Navy halts search for sailor missing in Arabian Sea
By CHAD GARLAND | Stars and Stripes | Published: July 20, 2019
MANAMA, Bahrain — A sailor who was reported overboard from a U.S. aircraft carrier in the Arabian Sea earlier this week remains missing after the Navy ended its search-and-rescue efforts, officials said Saturday.
After “extensive attempts to locate the Sailor” involving three ships and aircraft from two patrol squadrons, the search was concluded Friday, the Navy’s 5th Fleet said in a statement.
“Our thoughts and prayers are with the family, friends and shipmates of our lost Sailor,” Vice Adm. Jim Malloy, the U.S. Naval Forces Central Command, U.S. 5th Fleet, and Combined Maritime Forces commander, said in a statement.
The service withheld the sailor’s identity, citing policy, but said the missing sailor was assigned to the Norfolk-based Helicopter Sea Combat Squadron 5 aboard the USS Abraham Lincoln.
Next of kin had been notified that the sailor’s whereabouts remain unknown, 5th Fleet said.

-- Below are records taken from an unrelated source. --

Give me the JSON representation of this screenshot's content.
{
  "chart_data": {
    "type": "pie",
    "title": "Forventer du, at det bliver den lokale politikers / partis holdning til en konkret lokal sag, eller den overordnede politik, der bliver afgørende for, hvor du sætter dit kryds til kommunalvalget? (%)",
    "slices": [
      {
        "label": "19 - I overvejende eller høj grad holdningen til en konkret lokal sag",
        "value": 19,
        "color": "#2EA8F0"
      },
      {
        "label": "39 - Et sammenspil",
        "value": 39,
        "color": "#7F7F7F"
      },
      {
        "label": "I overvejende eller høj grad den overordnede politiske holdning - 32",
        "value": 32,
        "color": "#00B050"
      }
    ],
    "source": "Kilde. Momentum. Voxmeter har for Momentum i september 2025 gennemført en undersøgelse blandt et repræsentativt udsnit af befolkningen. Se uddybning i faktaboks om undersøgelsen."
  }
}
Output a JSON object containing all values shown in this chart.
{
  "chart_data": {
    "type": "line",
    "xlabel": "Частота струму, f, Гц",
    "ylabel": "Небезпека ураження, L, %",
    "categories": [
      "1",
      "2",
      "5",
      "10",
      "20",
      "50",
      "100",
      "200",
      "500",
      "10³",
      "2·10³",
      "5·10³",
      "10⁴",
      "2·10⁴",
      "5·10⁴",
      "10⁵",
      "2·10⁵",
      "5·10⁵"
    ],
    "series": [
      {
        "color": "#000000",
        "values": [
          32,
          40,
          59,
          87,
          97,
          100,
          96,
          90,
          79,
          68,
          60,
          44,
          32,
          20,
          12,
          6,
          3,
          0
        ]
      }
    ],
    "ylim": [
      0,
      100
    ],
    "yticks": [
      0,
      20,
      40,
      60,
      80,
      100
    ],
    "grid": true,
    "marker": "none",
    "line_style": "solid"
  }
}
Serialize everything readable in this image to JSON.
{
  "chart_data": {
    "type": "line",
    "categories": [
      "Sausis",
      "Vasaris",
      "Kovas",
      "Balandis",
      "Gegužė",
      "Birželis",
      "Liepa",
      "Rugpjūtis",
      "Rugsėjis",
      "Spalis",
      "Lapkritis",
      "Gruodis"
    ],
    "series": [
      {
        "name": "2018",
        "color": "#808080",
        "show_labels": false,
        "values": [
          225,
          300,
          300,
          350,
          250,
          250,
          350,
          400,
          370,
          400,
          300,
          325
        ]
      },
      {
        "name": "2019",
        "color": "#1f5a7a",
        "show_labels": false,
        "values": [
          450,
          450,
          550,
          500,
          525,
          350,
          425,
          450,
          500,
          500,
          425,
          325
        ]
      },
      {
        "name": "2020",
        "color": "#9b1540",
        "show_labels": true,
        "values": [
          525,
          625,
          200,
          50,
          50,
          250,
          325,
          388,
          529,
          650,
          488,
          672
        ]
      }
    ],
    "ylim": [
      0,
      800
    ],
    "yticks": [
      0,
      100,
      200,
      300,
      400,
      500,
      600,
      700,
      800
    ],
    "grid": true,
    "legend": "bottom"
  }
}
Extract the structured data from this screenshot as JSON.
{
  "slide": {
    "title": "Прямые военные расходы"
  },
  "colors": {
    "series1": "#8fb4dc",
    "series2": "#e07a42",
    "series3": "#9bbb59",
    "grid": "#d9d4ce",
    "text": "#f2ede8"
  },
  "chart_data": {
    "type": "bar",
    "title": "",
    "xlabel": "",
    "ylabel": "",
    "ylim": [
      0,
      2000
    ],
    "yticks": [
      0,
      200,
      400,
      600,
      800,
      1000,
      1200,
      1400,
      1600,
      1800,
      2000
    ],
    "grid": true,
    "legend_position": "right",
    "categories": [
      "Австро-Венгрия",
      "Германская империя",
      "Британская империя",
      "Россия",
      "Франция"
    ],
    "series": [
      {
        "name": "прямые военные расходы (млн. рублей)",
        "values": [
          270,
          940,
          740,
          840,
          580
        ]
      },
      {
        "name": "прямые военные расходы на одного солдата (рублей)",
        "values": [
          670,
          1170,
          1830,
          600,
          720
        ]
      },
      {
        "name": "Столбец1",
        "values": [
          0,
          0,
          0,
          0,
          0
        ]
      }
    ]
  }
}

The search began after a “man overboard” report on Wednesday. The Lincoln, the USS Leyte Gulf, and patrol squadrons VP-10 and VP-40 were joined by the Spanish Méndez Núñez frigate in searching the Arabian Sea area where the sailor had been reported missing, the statement said.
“During this tragic time, I want to thank the Spanish Álvaro de Bazán-class frigate Méndez Núñez for their assistance in the search operations, and all the Sailors involved in the search for their valiant efforts to find our shipmate,” Malloy said.
Officials at 5th Fleet told Navy Times that an earlier statement incorrectly said the Pakistan Navy Ship PSN Aslat had aided in the search.
The squadron the sailor belonged to, made up of about 200 servicemembers, is part of Carrier Air Wing 7 and is assigned to the USS Abraham Lincoln Carrier Strike Group, which had its deployment to the region expedited in May, amid escalating tensions with Iran.
Since May, the U.S. has ordered additional bomber and fighter aircraft, and some 2,000 more troops to be sent the region to bolster security for U.S. forces there.
The U.S. government has claimed Iran was behind several recent attacks on commercial ships in the Gulf of Oman and the Strait of Hormuz. Iran and rebel forces it backs in Yemen each also downed U.S. drones last month.
This week, the amphibious assault ship USS Boxer, which arrived in 5th Fleet waters in late June, reportedly downed an Iranian drone after several of the country’s aircraft reportedly harassed the U.S. warship as it entered the strait.
Meanwhile, Iran seized two merchant ships transiting the strait late Friday, including a British oil tanker.